As long as the final judgment in Pettiford v. Pucinski stands, it is res judicata in any subsequent suit between the same parties. That judgment cannot be affected by a motion or pleading in this case, even though both suits are assigned to the same district judge. Pettiford has not moved to vacate the judgment in Pettiford v. Pucinski, and even accepting Pettiford's account as true, a motion to vacate the judgment at this time would be futile. The judgment satisfied due process and cannot be attacked as void. See Grun v. Pneumo Abex Corp., 163 F.3d 411, 423-24 (7th Cir. 1998). Not only did Pettiford's counsel have notice of the dismissal, which served as notice to Pettiford, see United States v. Indoor Cultivation Equipment from High Tech Indoor Garden Supply, 55 F.3d 1311, 1318 (7th Cir. 1995), but Pettiford states that he had actual notice of it.
Litigants are normally bound by the actions, and inactions, of their attorneys.
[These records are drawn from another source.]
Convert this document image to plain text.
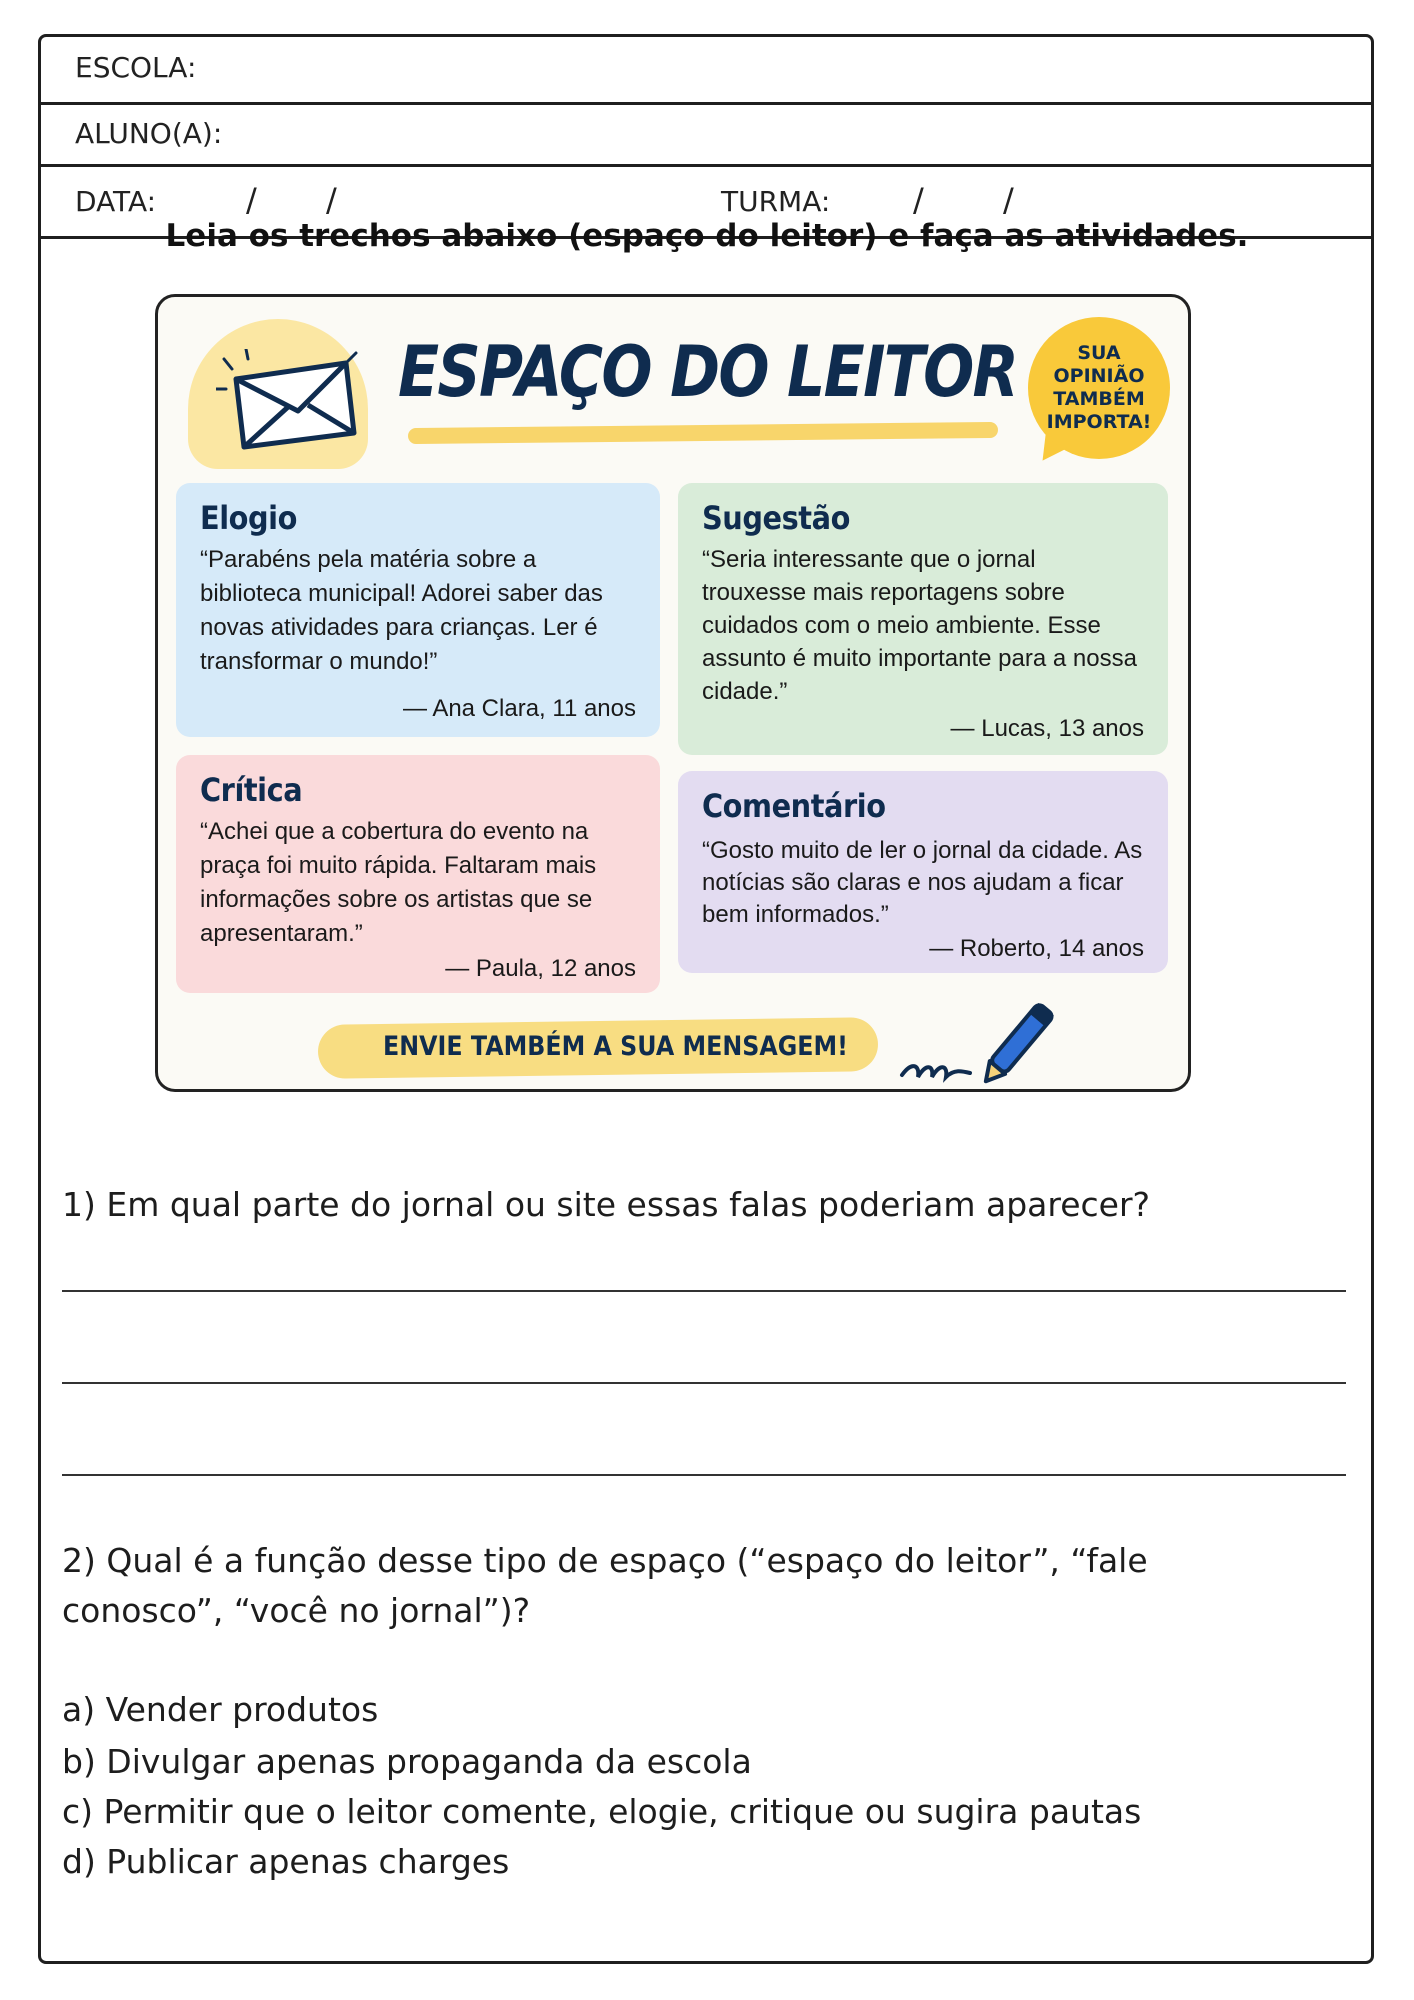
ESCOLA:
ALUNO(A):
DATA:	/ /	TURMA:	/ /
Leia os trechos abaixo (espaço do leitor) e faça as atividades.
ESPAÇO DO LEITOR	SUA
OPINIÃO
TAMBÉM
IMPORTA!
Elogio

“Parabéns pela matéria sobre a biblioteca municipal! Adorei saber das novas atividades para crianças. Ler é transformar o mundo!”

— Ana Clara, 11 anos
Sugestão

“Seria interessante que o jornal trouxesse mais reportagens sobre cuidados com o meio ambiente. Esse assunto é muito importante para a nossa cidade.”

— Lucas, 13 anos
Crítica

“Achei que a cobertura do evento na praça foi muito rápida. Faltaram mais informações sobre os artistas que se apresentaram.”

— Paula, 12 anos
Comentário

“Gosto muito de ler o jornal da cidade. As notícias são claras e nos ajudam a ficar bem informados.”

— Roberto, 14 anos
ENVIE TAMBÉM A SUA MENSAGEM!
1) Em qual parte do jornal ou site essas falas poderiam aparecer?
2) Qual é a função desse tipo de espaço (“espaço do leitor”, “fale conosco”, “você no jornal”)?
a) Vender produtos
b) Divulgar apenas propaganda da escola
c) Permitir que o leitor comente, elogie, critique ou sugira pautas
d) Publicar apenas charges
See United States v. 8136 S. Dobson St., 125 F.3d 1076, 1084 (7th Cir. 1997); Indoor Cultivation Equipment, supra. If that seems harsh where an indigent person is represented by counsel not of his own choosing, Pettiford was himself at fault. Pettiford did not appear in court when his case was called, nor did he file anything contesting counsel's statement that no amended complaint had been filed because Pettiford failed to keep his appointments. Nor, apparently, did he inquire of the court for more than a year. Pettiford had one year from the date of judgment to seek to reopen the case under Rule 60(b)(1) on grounds of "mistake, inadvertence, surprise, or excusable neglect." It is now too late.
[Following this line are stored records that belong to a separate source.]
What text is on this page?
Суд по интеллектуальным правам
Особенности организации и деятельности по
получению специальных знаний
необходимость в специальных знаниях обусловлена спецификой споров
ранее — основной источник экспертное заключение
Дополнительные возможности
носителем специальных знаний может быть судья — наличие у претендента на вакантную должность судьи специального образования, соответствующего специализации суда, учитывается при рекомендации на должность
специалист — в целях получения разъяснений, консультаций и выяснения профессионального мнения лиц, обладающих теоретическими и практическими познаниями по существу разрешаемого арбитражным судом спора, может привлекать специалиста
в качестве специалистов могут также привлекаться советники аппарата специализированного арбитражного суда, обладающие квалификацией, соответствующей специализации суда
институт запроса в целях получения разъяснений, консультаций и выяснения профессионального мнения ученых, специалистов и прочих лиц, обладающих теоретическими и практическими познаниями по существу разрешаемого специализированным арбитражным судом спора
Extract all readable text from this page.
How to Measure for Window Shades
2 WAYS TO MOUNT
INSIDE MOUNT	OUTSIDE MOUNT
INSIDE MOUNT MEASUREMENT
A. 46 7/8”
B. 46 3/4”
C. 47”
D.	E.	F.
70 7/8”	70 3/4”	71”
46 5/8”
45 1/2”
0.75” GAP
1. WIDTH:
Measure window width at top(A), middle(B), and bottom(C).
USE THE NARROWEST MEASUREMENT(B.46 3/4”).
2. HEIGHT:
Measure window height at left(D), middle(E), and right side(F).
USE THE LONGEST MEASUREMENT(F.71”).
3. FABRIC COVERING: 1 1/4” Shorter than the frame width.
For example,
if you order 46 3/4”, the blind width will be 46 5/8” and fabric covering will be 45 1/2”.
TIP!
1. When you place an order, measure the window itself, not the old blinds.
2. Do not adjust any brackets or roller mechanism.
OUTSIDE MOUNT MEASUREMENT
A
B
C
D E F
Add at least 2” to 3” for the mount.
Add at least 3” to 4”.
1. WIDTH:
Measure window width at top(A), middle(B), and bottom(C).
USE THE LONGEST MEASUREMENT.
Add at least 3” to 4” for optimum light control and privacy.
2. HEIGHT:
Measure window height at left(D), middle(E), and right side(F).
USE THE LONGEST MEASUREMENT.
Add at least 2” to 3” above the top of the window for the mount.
Finally, Pettiford asks the court to reconsider the denial of his motions for appointment of counsel. There is no right to counsel in civil cases. Local Rule LR 83.11(g) of this court requires each attorney admitted to this court's trial bar accept one appointment per year to represent persons who cannot afford to hire an attorney. An attorney appointed to represent a plaintiff who has no viable claim cannot be appointed to another case where he or she might make a difference. The court will consider appointing counsel only if it appears from an amended complaint that Pettiford has a claim that can proceed. Pettiford's complaints concerning law library access are irrelevant at this stage of the litigation, because an amended complaint does not require legal argument, only facts.
To summarize, the motion to reconsider is granted in part. The court acknowledges that claims raised in Pettiford v. County of Cook, No. 99 L 3485, filed March 26, 1999, if timely then, are timely in this suit as well. The court reaffirms its ruling that the final judgment in Pettiford v. Pucinski, No. 00 C 3225, bars any claim arising from the same operative facts against any of the defendants named in that suit.
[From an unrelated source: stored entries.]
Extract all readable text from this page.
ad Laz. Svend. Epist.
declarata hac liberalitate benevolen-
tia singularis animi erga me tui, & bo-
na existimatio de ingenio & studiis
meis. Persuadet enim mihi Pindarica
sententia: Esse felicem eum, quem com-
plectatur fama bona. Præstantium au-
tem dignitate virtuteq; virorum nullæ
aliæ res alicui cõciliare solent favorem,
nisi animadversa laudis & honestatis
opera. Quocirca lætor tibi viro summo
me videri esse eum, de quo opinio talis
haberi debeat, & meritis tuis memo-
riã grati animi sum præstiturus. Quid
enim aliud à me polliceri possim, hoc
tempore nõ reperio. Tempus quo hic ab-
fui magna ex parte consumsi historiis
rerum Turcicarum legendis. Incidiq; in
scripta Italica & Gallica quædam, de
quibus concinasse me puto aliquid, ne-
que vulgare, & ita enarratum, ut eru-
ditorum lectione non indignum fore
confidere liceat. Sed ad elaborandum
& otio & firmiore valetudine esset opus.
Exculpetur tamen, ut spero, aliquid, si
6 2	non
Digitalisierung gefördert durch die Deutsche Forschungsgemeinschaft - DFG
Pettiford is given sixty days from the date of this order to file an amended complaint consistent with the rulings in this memorandum opinion and order. No further extensions will be granted. Pettiford should file the complaint together with one copy for the court and a copy for each named defendant.
The amended complaint shall include, with respect to each claim, allegations that, taken as true, show that the claim is not barred by the statute of limitations. If Pettiford was released from custody at any time between the earliest event recited in the amended complaint and May 26, 2000, he should give the dates of each release and reincarceration. Pettiford should also allege, to the best of his knowledge, the dates of filing and disposition of each administrative grievance relating to each claim. The amended complaint may not add new defendants or causes of action not alleged in the original complaint. The clerk is directed to send Pettiford a copy of the complaint in Pettiford v. Pucinski, No. 00 C 3225, for his review.